More than 130 Iranian reporters and editors have challenged President Rouhani in an open letter, demanding that he stop lying about the persecution of journalists in the Islamic Republic.
Rouhani pledged in his Presidential campaign last year to ease restrictions on media and to free political prisoners; however, the closure of newspapers and detention of journalists has continued.
Last week, while he was in New York for the UN General Assembly, Rouhani was asked in a CNN interview about Jason Rezaian, the Washington Post’s correspondent in Tehran who was arrested in July with his wife and fellow journalist Yeganeh Salehi.
Rouhani replied, “I do not believe that an individual would be detained or put in prison for being a journalist.”
Since the disputed presidential election in 2009, almost 300 journalists have been arrested.
The full letter, posted on IranWire:
President Hassan Rouhani of Iran:
When you came to power in June 2013, you promised that you would create a more secure working environment for journalists and the media in our country.
Once again, in February 2014, you reminded the citizens of Iran of your election promises, stating that journalists should be entitled to greater security while doing their jobs. You said that shutting down a newspaper is not the right way to warn those who may have infringed on the law.
We, the undersigned, hoped you would take serious and practical measures to fulfill your promises. Yet more than a year after resuming office, the demands and expectations of journalists have not been realized. In fact, in an interview with CNN’s Christiane Amanpour, you denied that there was anyone in jail in Iran for their work as a journalist.
You were once critical of President Mahmoud Ahmadinejad’s administration and its habit of concealing and denying the truth. Your recent denial that a problem even exists echoes this sentiment, and remind us of its impact.

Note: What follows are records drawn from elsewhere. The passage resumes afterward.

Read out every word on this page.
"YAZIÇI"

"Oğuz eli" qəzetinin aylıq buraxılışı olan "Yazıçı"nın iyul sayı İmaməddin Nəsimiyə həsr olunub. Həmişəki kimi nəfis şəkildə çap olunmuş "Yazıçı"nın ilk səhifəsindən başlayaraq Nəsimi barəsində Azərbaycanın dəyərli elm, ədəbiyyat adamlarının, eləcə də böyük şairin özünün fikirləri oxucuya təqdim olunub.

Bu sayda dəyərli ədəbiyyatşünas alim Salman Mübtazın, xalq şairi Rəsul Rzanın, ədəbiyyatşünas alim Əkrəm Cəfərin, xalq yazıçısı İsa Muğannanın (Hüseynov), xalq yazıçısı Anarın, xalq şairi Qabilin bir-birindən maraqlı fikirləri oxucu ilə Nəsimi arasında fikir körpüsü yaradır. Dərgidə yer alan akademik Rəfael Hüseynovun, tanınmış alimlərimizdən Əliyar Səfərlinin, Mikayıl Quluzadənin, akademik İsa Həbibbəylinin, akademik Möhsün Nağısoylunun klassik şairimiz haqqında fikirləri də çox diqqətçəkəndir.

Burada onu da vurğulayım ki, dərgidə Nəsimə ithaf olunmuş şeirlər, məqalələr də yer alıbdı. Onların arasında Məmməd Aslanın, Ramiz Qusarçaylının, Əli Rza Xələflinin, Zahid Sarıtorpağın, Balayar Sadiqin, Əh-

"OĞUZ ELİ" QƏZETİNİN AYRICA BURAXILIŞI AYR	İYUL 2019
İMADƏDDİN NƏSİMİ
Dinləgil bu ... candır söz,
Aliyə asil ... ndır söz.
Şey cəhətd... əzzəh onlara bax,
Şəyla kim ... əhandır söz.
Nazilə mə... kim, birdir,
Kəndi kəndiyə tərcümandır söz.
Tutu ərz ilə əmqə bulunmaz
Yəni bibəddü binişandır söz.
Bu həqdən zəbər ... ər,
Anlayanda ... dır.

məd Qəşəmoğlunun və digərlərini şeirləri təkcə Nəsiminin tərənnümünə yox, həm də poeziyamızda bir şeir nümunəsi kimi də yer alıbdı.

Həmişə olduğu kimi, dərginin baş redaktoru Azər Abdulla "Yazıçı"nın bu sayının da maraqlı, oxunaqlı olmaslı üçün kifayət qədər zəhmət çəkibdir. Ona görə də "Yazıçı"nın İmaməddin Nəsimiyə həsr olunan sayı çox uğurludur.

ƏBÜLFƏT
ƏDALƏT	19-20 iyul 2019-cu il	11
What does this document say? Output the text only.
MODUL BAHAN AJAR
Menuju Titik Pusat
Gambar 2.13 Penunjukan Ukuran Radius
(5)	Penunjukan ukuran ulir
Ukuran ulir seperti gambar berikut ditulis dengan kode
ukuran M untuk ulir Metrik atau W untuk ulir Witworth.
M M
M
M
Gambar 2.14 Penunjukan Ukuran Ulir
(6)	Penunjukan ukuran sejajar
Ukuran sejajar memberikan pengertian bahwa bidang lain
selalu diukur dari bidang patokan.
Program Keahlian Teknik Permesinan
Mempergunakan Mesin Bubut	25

We, the undersigned journalists, believe that it is unethical, unprofessional and insulting to deny the fact that, today, many journalists remain in prison in Iran for doing their jobs. Moreover, a number of journalists have been imprisoned during your presidency.
In our country, security agents regularly imprison journalists, denying them their basic rights simply for carrying out their duty: to inform the public. As the head of the executive branch, and as the second highest official of the land, whose responsibility includes supervising the execution of the constitution by different branches of the government, it is your duty to improve the situation of Iranian journalists.
At the very least, we expect you to correct your false statement concerning imprisoned journalists in Iran. But we hope for more, and we ask you to fulfill your promises to create a more secure environment for journalists in our country.